Non-stationary modelling of extreme precipitation by climate indices during rainy season in Hanjiang River Basin, China

The extreme precipitation regimes have been changing as the climate system has warmed. Investigating the non-stationarity and better estimating the changes of the extreme precipitation are valuable for informing policy decisions. In this study, two precipitation indices are employed to describe the extreme events, including maximum 5-day precipitation amount (RX5day) and the number of very heavy precipitation days (R20). The generalized additive models for location, scale and shape (GAMLSS) is employed to characterize non-stationarities in extreme precipitation events and related climate indices in 13 stations in the Hanjiang River basin (HJRB). Three models including stationary model without change (M0), non-stationary models over time (M1) and non-stationarity models with large-scale climate indices (M2) as predictors, respectively, are considered to analyse occurrence rates of extreme precipitation.

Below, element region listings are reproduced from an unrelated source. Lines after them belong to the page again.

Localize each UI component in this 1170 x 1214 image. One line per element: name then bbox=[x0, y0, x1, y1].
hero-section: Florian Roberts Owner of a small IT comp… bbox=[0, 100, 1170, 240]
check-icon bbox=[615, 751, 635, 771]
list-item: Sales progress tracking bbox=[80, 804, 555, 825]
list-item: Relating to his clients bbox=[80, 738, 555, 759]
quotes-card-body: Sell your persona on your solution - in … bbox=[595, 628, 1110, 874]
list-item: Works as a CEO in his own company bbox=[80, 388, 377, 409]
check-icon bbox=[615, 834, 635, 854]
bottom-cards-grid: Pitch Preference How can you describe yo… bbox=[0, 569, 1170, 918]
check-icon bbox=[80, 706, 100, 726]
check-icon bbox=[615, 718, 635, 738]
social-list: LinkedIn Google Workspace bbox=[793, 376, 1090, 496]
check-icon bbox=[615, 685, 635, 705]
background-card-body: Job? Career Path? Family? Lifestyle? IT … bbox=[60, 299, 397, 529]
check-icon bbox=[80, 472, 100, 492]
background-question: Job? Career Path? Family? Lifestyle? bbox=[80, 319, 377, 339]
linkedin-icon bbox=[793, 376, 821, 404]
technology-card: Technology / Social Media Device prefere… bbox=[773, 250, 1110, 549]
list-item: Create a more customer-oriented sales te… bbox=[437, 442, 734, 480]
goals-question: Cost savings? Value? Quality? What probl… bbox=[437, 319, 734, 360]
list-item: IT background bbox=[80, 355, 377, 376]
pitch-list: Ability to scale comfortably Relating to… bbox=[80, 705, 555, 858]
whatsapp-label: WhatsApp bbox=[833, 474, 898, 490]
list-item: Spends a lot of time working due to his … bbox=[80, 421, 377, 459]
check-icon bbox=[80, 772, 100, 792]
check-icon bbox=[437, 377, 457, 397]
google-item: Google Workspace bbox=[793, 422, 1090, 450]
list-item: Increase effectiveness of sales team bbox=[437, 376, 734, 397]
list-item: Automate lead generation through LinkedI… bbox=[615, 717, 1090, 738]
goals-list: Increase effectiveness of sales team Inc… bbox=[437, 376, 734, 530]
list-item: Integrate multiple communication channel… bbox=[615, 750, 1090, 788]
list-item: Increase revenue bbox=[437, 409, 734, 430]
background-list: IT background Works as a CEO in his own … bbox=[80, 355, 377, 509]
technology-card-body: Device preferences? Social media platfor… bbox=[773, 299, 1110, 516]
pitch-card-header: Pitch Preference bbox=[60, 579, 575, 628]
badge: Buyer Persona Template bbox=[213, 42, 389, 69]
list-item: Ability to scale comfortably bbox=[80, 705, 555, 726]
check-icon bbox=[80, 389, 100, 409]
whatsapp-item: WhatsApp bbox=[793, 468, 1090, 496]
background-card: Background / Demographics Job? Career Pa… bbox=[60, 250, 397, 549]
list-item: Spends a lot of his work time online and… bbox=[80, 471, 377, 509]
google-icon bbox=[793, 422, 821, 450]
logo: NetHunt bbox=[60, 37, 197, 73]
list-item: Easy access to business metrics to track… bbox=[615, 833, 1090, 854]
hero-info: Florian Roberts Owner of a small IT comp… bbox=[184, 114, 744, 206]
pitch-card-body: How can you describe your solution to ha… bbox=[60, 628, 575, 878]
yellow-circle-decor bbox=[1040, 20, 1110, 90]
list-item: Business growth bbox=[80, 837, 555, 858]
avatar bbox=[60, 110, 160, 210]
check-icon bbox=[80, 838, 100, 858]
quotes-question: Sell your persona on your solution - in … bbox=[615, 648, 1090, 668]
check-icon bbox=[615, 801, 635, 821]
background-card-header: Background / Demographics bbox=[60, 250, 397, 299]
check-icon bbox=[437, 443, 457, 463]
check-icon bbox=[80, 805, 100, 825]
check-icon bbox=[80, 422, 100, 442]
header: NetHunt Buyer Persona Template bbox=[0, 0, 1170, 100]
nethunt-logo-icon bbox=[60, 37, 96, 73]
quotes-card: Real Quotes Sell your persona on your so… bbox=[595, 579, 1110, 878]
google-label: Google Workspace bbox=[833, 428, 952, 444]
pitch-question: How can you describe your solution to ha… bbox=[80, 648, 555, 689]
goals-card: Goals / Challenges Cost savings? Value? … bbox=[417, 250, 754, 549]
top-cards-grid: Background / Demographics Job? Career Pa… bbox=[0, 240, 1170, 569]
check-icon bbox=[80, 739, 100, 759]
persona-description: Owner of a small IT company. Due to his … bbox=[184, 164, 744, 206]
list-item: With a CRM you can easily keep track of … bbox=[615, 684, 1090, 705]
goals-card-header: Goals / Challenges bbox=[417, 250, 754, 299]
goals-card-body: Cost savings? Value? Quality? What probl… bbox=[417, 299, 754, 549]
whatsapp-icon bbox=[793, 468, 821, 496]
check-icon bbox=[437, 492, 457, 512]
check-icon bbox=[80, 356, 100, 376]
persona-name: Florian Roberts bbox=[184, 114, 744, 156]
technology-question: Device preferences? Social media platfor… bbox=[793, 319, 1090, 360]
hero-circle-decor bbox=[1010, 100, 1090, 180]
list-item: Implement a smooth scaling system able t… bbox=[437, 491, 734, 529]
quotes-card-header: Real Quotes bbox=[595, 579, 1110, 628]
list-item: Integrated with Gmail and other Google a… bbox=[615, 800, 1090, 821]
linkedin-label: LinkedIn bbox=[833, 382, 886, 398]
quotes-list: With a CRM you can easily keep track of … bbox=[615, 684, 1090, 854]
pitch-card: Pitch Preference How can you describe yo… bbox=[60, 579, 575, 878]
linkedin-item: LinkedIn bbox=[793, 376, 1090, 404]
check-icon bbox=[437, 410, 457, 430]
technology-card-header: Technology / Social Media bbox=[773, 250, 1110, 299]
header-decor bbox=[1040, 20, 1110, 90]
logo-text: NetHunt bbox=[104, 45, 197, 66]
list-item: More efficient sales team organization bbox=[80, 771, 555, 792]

The optimal model and the significant predictors were selected by the Akaike information criterion (AIC). To investigate the main predictors at regional scale, the homogeneous subregions for precipitation extremes are identified by clustering analysis. Results indicate that: (a) the non-stationarities of RX5day series and R20 series at all stations are identified in the HJRB; (b) extreme precipitation behaviour is significantly influenced by climate indices and non-stationary model 2 to describe the changes of extreme precipitation is better than non-stationary model 1, indicating the impact of large-scale climate forcing on the changes of extreme precipitation regimes; (c) the HJRB can be categorized into three homogenous regions. The optimal distributions and the main predictors of extreme precipitation events in most stations of each subregion are basically the same; (d) the dominated climate indices influencing the extreme precipitation events are different in different regions and have regional patterns. The results highlight the modelling of extreme precipitation events under non-stationarity conditions and provide information for developing strategies of mitigation and adaptation to climate change impacts on extreme precipitation.